Two recent suits arising from franchise agreements with Jani-King, described by the Third Circuit as “the world’s largest commercial cleaning franchisor,” demonstrate the potential liability that can arise under these circumstances.
Wage Hour Division Sues Based on Misclassification of Franchisees
Last week, the Department of Labor filed suit claiming that franchisees of Jani-King of Oklahoma Inc. are actually employees under the Fair Labor Standards Act.
The DOL alleges that the franchisees typically have no employees of their own, but rather are individual who are required to pay Jani-King a franchise fee, royalties, and other payments to receive cleaning assignments.
The suit contends that Jani-King, among other things, sets customer cleaning rates; negotiates with customers over the cleaning contracts under which franchisees work; reassigns cleaning contracts from one franchise to another; handles “all aspects of how and whether cleaners are paid for the work they perform;” and collects payments from customers.
Notably, the only claim in the DOL’s Complaint is for an injunction requiring Jani-King to begin keeping records of the wages and hours its alleged employees. The fact that the DOL has chosen to pursue injunctive relief in the absence of any other remedy suggests a strong interest in the principles at issue in the case.
Third Circuit Affirms Class Certification Based on Franchise Agreement & Manuals
The DOL suit was preceded by a September 21, 2016, decision by the Third Circuit Court of Appeals. That decision upheld a district court’s order certifying a Rule 23 class action of approximately 300 Philadelphia-area franchisees who claim to be Jani-King employees.
In determining whether an employee has been misclassified as an independent contractor under Pennsylvania law, the Third Circuit stated that “the paramount factor is the right to control the manner in which the work is accomplished.”
The District Court’s opinion had pointed to specific provisions in the Jani-King franchise agreement, policy manual and training manual through which Jani-King (among other things) mandated how often a franchisee communicated with customers and dictated how franchisees addressed customer complaints, maintained their records and solicited business.
The District Court stated that “[t]hose documents also demonstrated that Jani-King controlled the franchisees’ work assignments, has the right to inspect the franchisees work, and has the ability to change the policies and procedures as it sees fit.”

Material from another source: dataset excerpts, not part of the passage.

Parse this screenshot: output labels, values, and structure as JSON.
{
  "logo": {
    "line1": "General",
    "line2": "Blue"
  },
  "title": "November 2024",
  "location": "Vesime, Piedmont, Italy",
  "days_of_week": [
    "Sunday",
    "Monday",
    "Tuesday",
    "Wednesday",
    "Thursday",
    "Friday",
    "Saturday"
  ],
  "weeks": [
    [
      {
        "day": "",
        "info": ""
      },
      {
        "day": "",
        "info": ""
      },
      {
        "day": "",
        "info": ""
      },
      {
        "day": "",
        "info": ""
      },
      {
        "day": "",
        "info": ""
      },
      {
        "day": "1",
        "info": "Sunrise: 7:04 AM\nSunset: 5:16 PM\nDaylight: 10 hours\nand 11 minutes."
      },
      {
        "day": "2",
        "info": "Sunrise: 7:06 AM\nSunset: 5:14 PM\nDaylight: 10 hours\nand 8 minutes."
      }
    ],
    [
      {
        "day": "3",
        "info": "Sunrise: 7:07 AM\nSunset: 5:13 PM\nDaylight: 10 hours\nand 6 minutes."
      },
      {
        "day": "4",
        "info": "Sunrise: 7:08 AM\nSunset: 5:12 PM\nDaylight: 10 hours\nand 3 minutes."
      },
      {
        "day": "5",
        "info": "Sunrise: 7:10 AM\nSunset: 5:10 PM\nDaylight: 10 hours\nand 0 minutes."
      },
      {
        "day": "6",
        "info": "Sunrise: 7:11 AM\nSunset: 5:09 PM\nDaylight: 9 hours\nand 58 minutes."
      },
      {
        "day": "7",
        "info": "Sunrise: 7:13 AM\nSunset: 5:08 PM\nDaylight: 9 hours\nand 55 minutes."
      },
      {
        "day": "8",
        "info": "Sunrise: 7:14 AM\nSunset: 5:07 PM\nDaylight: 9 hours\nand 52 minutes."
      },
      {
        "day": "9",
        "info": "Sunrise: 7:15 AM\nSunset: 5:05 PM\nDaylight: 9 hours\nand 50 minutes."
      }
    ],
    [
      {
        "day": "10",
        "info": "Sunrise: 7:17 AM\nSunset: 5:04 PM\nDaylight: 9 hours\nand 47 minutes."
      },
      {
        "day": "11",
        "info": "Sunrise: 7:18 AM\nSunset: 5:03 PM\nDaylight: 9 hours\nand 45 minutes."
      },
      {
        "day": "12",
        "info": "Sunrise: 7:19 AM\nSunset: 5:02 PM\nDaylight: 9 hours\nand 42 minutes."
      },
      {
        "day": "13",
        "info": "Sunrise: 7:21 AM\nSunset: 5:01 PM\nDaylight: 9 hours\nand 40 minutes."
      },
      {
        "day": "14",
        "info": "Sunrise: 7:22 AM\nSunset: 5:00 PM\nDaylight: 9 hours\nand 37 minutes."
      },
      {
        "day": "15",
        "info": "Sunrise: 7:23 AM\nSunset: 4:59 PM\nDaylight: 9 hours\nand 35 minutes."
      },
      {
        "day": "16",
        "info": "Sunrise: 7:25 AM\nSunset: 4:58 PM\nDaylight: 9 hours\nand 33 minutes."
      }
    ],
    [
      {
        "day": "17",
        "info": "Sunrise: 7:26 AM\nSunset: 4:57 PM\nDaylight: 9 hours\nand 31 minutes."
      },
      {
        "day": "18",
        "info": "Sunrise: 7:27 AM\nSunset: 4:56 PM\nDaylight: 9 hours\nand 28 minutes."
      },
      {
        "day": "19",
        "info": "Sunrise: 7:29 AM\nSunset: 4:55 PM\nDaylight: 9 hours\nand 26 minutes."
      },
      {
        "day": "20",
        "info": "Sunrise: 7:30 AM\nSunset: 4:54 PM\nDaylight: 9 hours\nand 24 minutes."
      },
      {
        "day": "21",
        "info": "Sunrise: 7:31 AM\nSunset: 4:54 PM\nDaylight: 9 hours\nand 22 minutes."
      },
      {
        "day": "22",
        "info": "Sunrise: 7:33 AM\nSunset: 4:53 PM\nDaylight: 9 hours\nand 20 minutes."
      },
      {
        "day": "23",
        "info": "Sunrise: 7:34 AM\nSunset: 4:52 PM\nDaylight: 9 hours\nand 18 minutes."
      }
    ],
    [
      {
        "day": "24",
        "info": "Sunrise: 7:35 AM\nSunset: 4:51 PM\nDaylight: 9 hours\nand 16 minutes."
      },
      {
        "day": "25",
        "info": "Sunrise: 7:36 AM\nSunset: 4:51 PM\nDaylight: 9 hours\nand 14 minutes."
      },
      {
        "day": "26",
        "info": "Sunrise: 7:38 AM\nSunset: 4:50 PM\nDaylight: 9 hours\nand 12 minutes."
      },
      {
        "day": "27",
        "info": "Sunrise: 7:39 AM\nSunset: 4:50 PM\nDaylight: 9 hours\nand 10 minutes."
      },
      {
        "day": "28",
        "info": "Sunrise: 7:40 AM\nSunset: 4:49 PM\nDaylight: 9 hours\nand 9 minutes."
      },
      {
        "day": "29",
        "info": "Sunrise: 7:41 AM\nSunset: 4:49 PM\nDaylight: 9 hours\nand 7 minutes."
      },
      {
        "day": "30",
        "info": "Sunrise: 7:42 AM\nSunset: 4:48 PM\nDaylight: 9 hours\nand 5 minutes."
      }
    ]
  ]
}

Because the Jani-King franchise agreement, policies manual, and training manual were common to the class, they supported the conclusion that common issues would predominate in misclassification cases by franchisees. Therefore, the Third Circuit affirmed the District Court’s class certification order. The plaintiffs will therefore be able to pursue class claims against Jani-King under the Pennsylvania Wage Payment and Collection Law.
The sometimes-rigid nature of franchise relationships can not only be evidence of the level of control characteristic of an employment relationship, but can also provide a basis for arguing that claims should joined in a Rule 23 class action. Companies, therefore, should consider whether the controls imposed by franchise agreements (or any other contracts) are justified by their potential to create unwanted employment relationships.